The Red Raiders had better hope Villanova freshman Omari Spellman is done eating souls after Friday night.

Midwest Region, Omaha

No. 1 Kansas vs No. 2 Duke

This is the lead-in to 60 Minutes that CBS executives were looking for. Two brand names had great seasons, and now they’ll square off for a place in the Final Four. Once the matchup was set, everyone wanted to stroll down memory lane. Duke coach Mike Krzyzewski was asked specifically about playing Kansas for the national title in 1991. That was when Grant Hill slammed home one of the greatest alley-oops in college basketball history and Krzyzewski collected the first of his five national titles.

“I don't remember anything except this game right now. I'm 71,” Krzyzewski cracked after the Blue Devils beat Syracuse on Friday. “I have a hard time. What’s my wife's name?”

Krzyzewski will need to concentrate on this matchup, because Kansas has the pieces to poke a few holes in the 2–3 zone Duke has employed for much of this season. Senior guards Devonte’ Graham and Sviatoslav Mykhailiuk average 40.4% and 45.5%, respectively, from three-point range. Sophomore seven-footer Udoka Azubuike, meanwhile, can overpower opponents inside.

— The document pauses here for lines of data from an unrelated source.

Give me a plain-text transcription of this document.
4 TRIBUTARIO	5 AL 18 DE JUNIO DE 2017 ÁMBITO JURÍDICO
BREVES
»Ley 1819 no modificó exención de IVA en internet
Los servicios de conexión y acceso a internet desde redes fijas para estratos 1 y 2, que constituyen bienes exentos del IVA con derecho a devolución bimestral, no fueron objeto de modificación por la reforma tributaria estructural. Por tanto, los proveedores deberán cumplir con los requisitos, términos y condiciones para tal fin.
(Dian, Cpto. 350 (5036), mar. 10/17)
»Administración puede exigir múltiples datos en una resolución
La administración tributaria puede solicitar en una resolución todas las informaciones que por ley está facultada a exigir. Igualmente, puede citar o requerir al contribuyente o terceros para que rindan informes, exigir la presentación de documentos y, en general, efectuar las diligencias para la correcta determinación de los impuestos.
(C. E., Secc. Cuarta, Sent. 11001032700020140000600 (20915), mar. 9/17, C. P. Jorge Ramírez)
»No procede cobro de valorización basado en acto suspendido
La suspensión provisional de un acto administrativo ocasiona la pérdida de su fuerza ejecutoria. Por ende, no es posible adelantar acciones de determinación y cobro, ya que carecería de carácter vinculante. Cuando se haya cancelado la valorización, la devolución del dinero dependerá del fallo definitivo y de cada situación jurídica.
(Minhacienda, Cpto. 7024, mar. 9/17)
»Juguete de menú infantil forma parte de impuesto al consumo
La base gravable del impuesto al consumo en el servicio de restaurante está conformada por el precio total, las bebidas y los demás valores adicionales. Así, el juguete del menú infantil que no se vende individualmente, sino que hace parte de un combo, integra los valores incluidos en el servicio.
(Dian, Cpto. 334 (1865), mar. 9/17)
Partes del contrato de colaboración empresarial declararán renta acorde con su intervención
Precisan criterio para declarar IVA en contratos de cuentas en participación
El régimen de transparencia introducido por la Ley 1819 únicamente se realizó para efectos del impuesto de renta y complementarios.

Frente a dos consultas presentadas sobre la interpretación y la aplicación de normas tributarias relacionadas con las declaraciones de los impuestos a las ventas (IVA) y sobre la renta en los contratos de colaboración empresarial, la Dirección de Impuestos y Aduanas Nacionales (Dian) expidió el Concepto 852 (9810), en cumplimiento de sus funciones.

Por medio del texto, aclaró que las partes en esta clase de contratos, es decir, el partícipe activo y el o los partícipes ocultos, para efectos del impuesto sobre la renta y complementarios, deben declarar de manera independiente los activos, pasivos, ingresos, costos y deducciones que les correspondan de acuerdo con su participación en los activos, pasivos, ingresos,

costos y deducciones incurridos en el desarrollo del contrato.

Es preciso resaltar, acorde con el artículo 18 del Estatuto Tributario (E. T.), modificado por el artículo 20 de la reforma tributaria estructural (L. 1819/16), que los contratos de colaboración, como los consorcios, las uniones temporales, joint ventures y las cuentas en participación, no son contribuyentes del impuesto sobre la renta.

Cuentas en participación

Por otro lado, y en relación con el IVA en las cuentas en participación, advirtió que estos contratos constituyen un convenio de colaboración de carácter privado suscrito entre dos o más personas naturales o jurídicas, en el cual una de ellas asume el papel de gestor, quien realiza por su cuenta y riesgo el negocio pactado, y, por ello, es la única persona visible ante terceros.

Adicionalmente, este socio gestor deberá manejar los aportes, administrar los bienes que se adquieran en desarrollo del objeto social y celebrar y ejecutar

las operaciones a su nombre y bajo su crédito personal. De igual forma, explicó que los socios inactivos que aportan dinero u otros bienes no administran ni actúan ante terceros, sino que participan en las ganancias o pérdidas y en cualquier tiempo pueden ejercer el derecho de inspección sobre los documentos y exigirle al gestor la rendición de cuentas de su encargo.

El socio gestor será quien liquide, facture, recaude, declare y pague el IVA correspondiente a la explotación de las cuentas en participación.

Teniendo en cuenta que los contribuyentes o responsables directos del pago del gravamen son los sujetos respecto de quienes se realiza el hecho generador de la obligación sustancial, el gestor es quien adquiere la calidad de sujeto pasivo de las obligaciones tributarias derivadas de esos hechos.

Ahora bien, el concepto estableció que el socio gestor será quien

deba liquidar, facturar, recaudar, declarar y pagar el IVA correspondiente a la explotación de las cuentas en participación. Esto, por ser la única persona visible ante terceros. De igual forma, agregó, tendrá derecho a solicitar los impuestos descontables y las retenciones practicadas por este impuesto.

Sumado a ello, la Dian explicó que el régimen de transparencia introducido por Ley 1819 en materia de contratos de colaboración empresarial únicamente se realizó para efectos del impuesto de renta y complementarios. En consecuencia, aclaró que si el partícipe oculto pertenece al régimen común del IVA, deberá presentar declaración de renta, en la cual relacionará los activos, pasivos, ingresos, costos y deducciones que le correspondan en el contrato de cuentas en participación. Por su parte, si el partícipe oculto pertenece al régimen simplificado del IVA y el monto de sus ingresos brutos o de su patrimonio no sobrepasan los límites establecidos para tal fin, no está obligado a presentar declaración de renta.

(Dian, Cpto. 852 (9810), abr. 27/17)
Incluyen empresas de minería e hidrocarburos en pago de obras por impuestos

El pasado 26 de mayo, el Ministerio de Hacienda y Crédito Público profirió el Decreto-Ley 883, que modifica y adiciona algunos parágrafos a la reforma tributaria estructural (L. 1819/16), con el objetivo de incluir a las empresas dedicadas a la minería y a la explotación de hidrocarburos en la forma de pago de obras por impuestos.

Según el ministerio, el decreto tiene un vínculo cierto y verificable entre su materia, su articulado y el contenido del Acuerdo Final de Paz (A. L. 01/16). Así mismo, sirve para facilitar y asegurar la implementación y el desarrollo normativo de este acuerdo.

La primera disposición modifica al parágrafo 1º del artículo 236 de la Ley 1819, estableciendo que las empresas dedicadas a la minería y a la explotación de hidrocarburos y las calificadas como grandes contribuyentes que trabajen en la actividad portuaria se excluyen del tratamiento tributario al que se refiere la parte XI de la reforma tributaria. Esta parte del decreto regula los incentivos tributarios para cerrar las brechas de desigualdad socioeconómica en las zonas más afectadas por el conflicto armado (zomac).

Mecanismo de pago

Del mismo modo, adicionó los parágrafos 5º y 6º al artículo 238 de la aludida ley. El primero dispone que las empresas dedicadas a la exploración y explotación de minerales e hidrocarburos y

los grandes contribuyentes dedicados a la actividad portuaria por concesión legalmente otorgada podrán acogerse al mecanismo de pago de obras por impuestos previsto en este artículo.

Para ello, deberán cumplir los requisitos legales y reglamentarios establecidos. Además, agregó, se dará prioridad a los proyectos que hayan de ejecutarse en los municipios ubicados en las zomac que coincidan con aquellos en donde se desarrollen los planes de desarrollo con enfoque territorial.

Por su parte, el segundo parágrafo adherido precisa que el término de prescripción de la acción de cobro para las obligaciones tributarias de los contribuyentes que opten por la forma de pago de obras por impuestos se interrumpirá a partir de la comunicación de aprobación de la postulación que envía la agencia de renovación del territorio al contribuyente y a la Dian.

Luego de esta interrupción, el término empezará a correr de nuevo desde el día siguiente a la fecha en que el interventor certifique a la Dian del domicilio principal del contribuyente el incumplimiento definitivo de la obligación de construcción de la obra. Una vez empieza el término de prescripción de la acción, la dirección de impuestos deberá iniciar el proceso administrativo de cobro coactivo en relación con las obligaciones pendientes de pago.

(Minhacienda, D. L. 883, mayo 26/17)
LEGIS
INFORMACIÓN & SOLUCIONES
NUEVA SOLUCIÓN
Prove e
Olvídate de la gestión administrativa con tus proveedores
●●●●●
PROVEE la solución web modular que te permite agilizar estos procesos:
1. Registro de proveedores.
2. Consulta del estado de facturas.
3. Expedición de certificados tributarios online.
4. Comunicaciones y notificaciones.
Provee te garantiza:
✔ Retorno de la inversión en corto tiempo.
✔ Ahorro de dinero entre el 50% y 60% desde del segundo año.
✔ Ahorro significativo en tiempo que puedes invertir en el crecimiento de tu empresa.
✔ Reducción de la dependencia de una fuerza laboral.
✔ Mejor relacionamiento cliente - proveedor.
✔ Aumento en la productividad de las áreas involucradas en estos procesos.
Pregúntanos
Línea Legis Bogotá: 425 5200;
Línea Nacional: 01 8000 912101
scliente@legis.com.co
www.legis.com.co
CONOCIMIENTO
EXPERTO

But the Jayhawks will have to hope Azubuike stays out of foul trouble. He fouled out of Friday’s win against Clemson and committed four fouls in the Jayhawks’ second-round win against Seton Hall. If Azubuike isn’t there to protect the rim, Kansas may struggle with 6'11" Duke freshman forward Marvin Bagley III, who has scored 22 points in each of Duke’s three NCAA tournament wins. Duke’s offense runs through senior Grayson Allen, who averaged 9.2 minutes a game as a freshman on the Blue Devils team that won the national title in 2015. Allen would like to win national titles in his first and last seasons, but first he must reach the Final Four. The Jayhawks’ Graham, meanwhile, was bounced from the tournament in the Elite Eight in both seasons he has played. “I think about it all the time,” Graham said Friday night. “I just told the guys in the locker room that I've been here the last two years and this year we’ve got to get over that hump.”